Джонатан. А и вправду, кто? Уверяю вас, доктор, я и сам куда как больше хочу быть счастливым, чем несчастным. Но[101]………………………………………………
Пастор. Ничего не может быть проще. Св……………………………………………
Джонатан.…………………………Коль скоро постигнешь………………ни один человек……………………жить, тем……………………… тогда как духовенство, несомненно…………………………возможность……………………………… более осведомл……………………все виды порока…………………………
Пастор. …………явл……………атеистом………………деист…………………ариа……………нианин…………………повешен……………сожжен…………………в масле……………джар……………дьяв…………лы его………енна огнен…………чная пог……………ель……………
Джонатан. Вы… запугать меня до потери рассудка. Не
Добрый……будет несомненно милостивей, чем его дурной…
Если бы я уверовал во все, что вы говорите, я попросту помер бы от несказанного ужаса.

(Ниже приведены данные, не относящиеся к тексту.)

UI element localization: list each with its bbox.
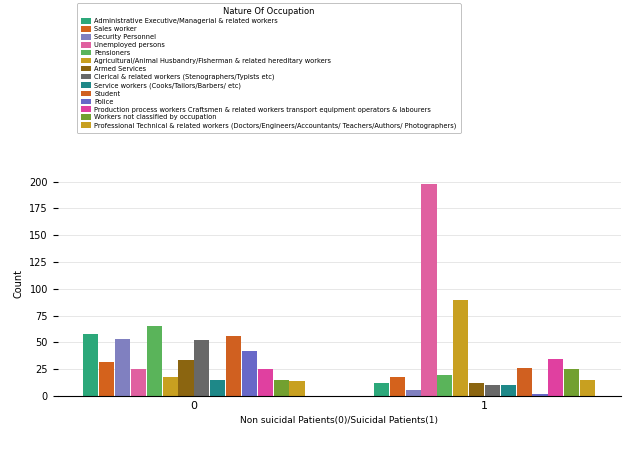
Bar — [469, 383, 484, 396]
Bar — [147, 326, 162, 396]
Bar — [437, 374, 452, 396]
Bar — [258, 369, 273, 396]
Bar — [390, 377, 404, 396]
Bar — [289, 381, 305, 396]
Bar — [564, 369, 579, 396]
Y-axis label: Count: Count — [13, 269, 24, 298]
Bar — [195, 340, 209, 396]
Bar — [485, 385, 500, 396]
Bar — [500, 385, 516, 396]
Bar — [99, 362, 114, 396]
Bar — [242, 351, 257, 396]
Bar — [163, 377, 178, 396]
Bar — [115, 339, 130, 396]
X-axis label: Non suicidal Patients(0)/Suicidal Patients(1): Non suicidal Patients(0)/Suicidal Patien… — [240, 416, 438, 425]
Bar — [210, 380, 225, 396]
Bar — [516, 368, 532, 396]
Bar — [274, 380, 289, 396]
Bar — [453, 300, 468, 396]
Bar — [83, 334, 99, 396]
Bar — [580, 380, 595, 396]
Legend: Administrative Executive/Managerial & related workers, Sales worker, Security Pe: Administrative Executive/Managerial & re… — [77, 3, 461, 133]
Bar — [179, 360, 193, 396]
Bar — [421, 184, 436, 396]
Bar — [406, 390, 420, 396]
Bar — [532, 394, 548, 396]
Bar — [548, 359, 563, 396]
Bar — [374, 383, 389, 396]
Bar — [131, 369, 146, 396]
Bar — [226, 336, 241, 396]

Пастор. Отчаяние греховно. Уповайте на силу покаяния и милосердие божие; и хотя вам, несомненно, грозит осуждение, но есть место и для милости: ни для единого смертного, за исключением того, кто отлучен от церкви, не потеряна надежда на избавление от казни вечной.
Джонатан. Вот я и надеюсь, что казнь еще отменят и я уйду от крючка. У меня сильные связи, но, если дело не выгорит, никаким запугиванием вы не отнимете у меня мужества. Я не умру, как трусливый сводник. Черт меня побери, что значит умереть? Не что иное, как попасть в одну компанию с платонами и цезарями, сказал поэт, и со всеми прочими великими героями древности……………
Пастор. Все это очень верно, но жизнь тем не менее отрадна; и, по мне, лучше уж жить для вечного блаженства, чем отправиться в общество этих язычников, которые, несомненно, пребывают в аду вместе с дьяволом и ангелами его; и как ни мало вы, по-видимому, этого опасаетесь, вы можете оказаться там же, и раньше, чем вы ждете. И где тогда будут ваши пересмешки и чванство, ваше бахвальство и молодечество? Вы тогда рады будете дать больше за каплю воды, чем когда-либо давали за бутылку вина.
Джонатан. Ей-богу, доктор, кстати напомнили! Как вы насчет бутылки вина?
Пастор. Я не стану пить вино с безбожником. Я считал бы, что в такой компании третьим будет дьявол, ибо, зная, что вы ему обречены, он, возможно, захочет поскорее захватить свое.
Джонатан. Ваше дело – пить с порочными, чтобы их исправлять.
98
Здесь Филдинг перефразирует (заменив «Юпитера» на «судей») следующие строки:
…ни Юпитера злоба
Не уничтожит, ни меч, ни огонь, ни алчная старость (лат.)
(Овидий. Метаморфозы, XV, 871—872).
99
В его произношении получалось «гиене», – и, возможно, это слово так же выглядело бы у пастора и в написании. (Примеч. автора.)
100
Это одно лицо: Марк Туллий Цицерон.
101
Этот кусок был так перемаран, что его не везде удалось прочитать. (Примеч. автора.)